John Cooke

Personal information
- Born: 17 March 1939 Dartford, Kent, England
- Died: 9 April 2008 (aged 69)

Sport
- Sport: Sports shooting

Medal record
Sports shooting
Representing England
Commonwealth Games
| Silver medal – second place | 1978 Edmonton | rapid fire pistol |
| Gold medal – first place | 1982 Brisbane | centre fire pistol |
| Bronze medal – third place | 1982 Brisbane | centre fire pistol pairs |
| Bronze medal – third place | 1982 Brisbane | rapid fire pistol |

= John Cooke (sport shooter) =

British sports shooter (1939–2008)

John Patrick Cooke (17 March 1939 - 9 April 2008) was a British sports shooter.

==Shooting career==
Cooke competed at the 1972, 1976 and the 1984 Summer Olympics.
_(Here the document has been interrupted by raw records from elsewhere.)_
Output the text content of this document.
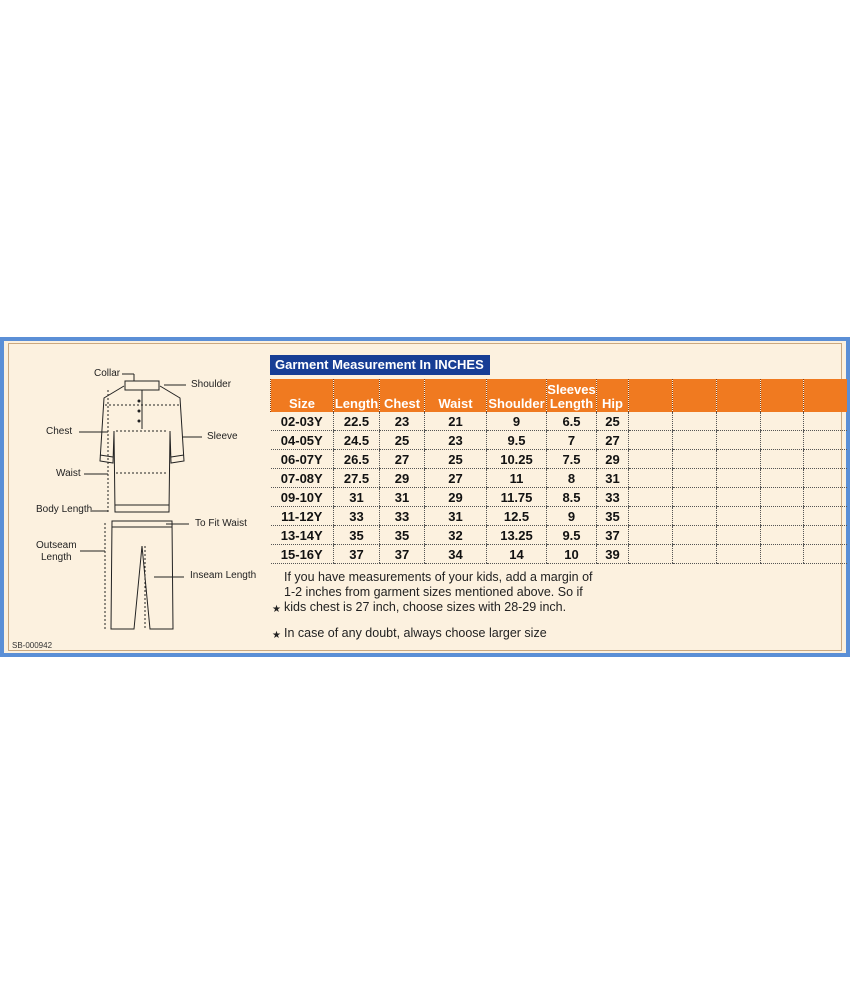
Collar
Shoulder
Chest	Sleeve
Waist
Body Length
To Fit Waist
Outseam
Length
Inseam Length
SB-000942
Garment Measurement In INCHES
Size	Length	Chest	Waist	Shoulder	Sleeves Length	Hip					
02-03Y	22.5	23	21	9	6.5	25					
04-05Y	24.5	25	23	9.5	7	27					
06-07Y	26.5	27	25	10.25	7.5	29					
07-08Y	27.5	29	27	11	8	31					
09-10Y	31	31	29	11.75	8.5	33					
11-12Y	33	33	31	12.5	9	35					
13-14Y	35	35	32	13.25	9.5	37					
15-16Y	37	37	34	14	10	39					
★
If you have measurements of your kids, add a margin of 1-2 inches from garment sizes mentioned above. So if kids chest is 27 inch, choose sizes with 28-29 inch.
★ In case of any doubt, always choose larger size
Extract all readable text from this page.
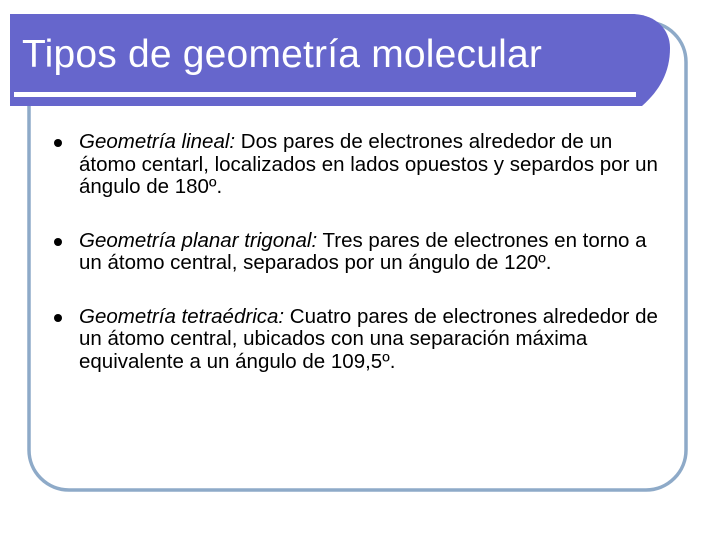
Tipos de geometría molecular
Geometría lineal: Dos pares de electrones alrededor de un átomo centarl, localizados en lados opuestos y separdos por un ángulo de 180º.
Geometría planar trigonal: Tres pares de electrones en torno a un átomo central, separados por un ángulo de 120º.
Geometría tetraédrica: Cuatro pares de electrones alrededor de un átomo central, ubicados con una separación máxima equivalente a un ángulo de 109,5º.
He represented England in the rapid fire pistol and the 50 metres free pistol, at the 1974 British Commonwealth Games in Christchurch, New Zealand. Four years later he represented England and won a silver medal in the rapid fire pistol, at the 1978 Commonwealth Games in Edmonton, Alberta, Canada. A third Commonwealth Games appearance for England at the 1982 Commonwealth Games in Brisbane, Queensland, Australia resulted in a gold medal in the centre fire pistol, double bronze medals in the rapid fire pistol and centre fire pistol pairs with John Gough.